Has your company embraced the cloud?
I admit it, I’ve also felt uncomfortable about the willingness with which some computer users trust their company’s data to what is – after all – just someone else’s computer. I might even have been the one to have dreamt up that particular “joke/not joke” in the first place.
But that doesn’t mean I believe that storing and processing data “in the cloud” can’t have some big benefits to organisations – particularly those with the need to easily share information with colleagues and authorised partners, or those without the IT infrastructure or budget to run or build a solution in-house.
Done right, the “cloud” can be a real asset. But if it is brought into your company in a careless fashion, it could potentially expose your company to a whole host of new risks.
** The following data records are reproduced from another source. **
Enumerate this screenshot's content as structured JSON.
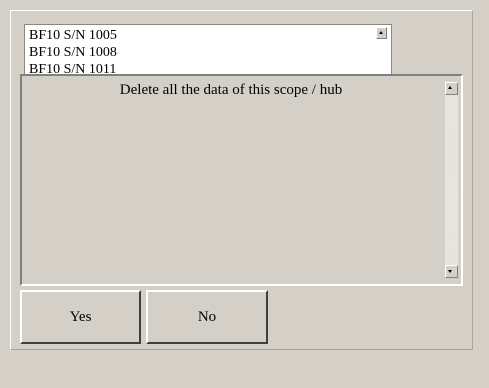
{
  "device_list": {
    "items": [
      "BF10 S/N 1005",
      "BF10 S/N 1008",
      "BF10 S/N 1011"
    ]
  },
  "dialog": {
    "message": "Delete all the data of this scope / hub",
    "yes_label": "Yes",
    "no_label": "No"
  },
  "icons": {
    "scroll_up": "scroll-up-arrow-icon",
    "scroll_down": "scroll-down-arrow-icon"
  },
  "colors": {
    "window_background": "#d4d0c8",
    "list_background": "#ffffff",
    "text": "#000000"
  }
}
A new survey of over 2000 senior IT professionals has revealed that if the general public’s confidence in cloud-based services is increasing, it comes at a potential price.
For instance, the very fact that regular users find it easy to setup cloud services can be seen as a threat.
The worry is that more and more workers are seeing themselves a “Shadow IT” staff, getting things done for themselves when they feel that the legitimate IT helpdesk team put obstacles in their way.
In short, the survey claims, almost 40% of all cloud services are being commissioned without the involvement of the IT department.
As a result, 65% of IT professionals “believe that this phenomenon is interfering with their ability to keep the cloud safe and secure.”
And that’s a big problem when you consider that 74% of organisations asre said to store some or all of their sensitive data in the public cloud.
It’s not just the companies who are at risk, however. It’s their customers too. Because the survey found that the most likely type of data being stored in public clouds is personal customer information – stored there by 62% of those surveyed.
No-one wants to get in the way of progress, or to be immovable obstacles for those in the workforce who are simply trying to find a way to do their job as effectively as possible.
What’s needed is a more unified approach, where the IT department will be seen as a partner for those in the company considering setting up their own cloud systems rather than a hurdle that needs to be avoided.
If you can increase your visibility about what is going on inside your company, and where “Shadow IT” teams might be considering setting up their own systems without the knowledge of the legitimate helpdesk, then you can hopefully avoid mistakes being made, and ensure that a solution that works for both parties can be put in place.
None of us want to rain on our colleague’s parade, but if uncontrolled cloud services manage to compromise your business’s security that’s not going to be good news for anyone.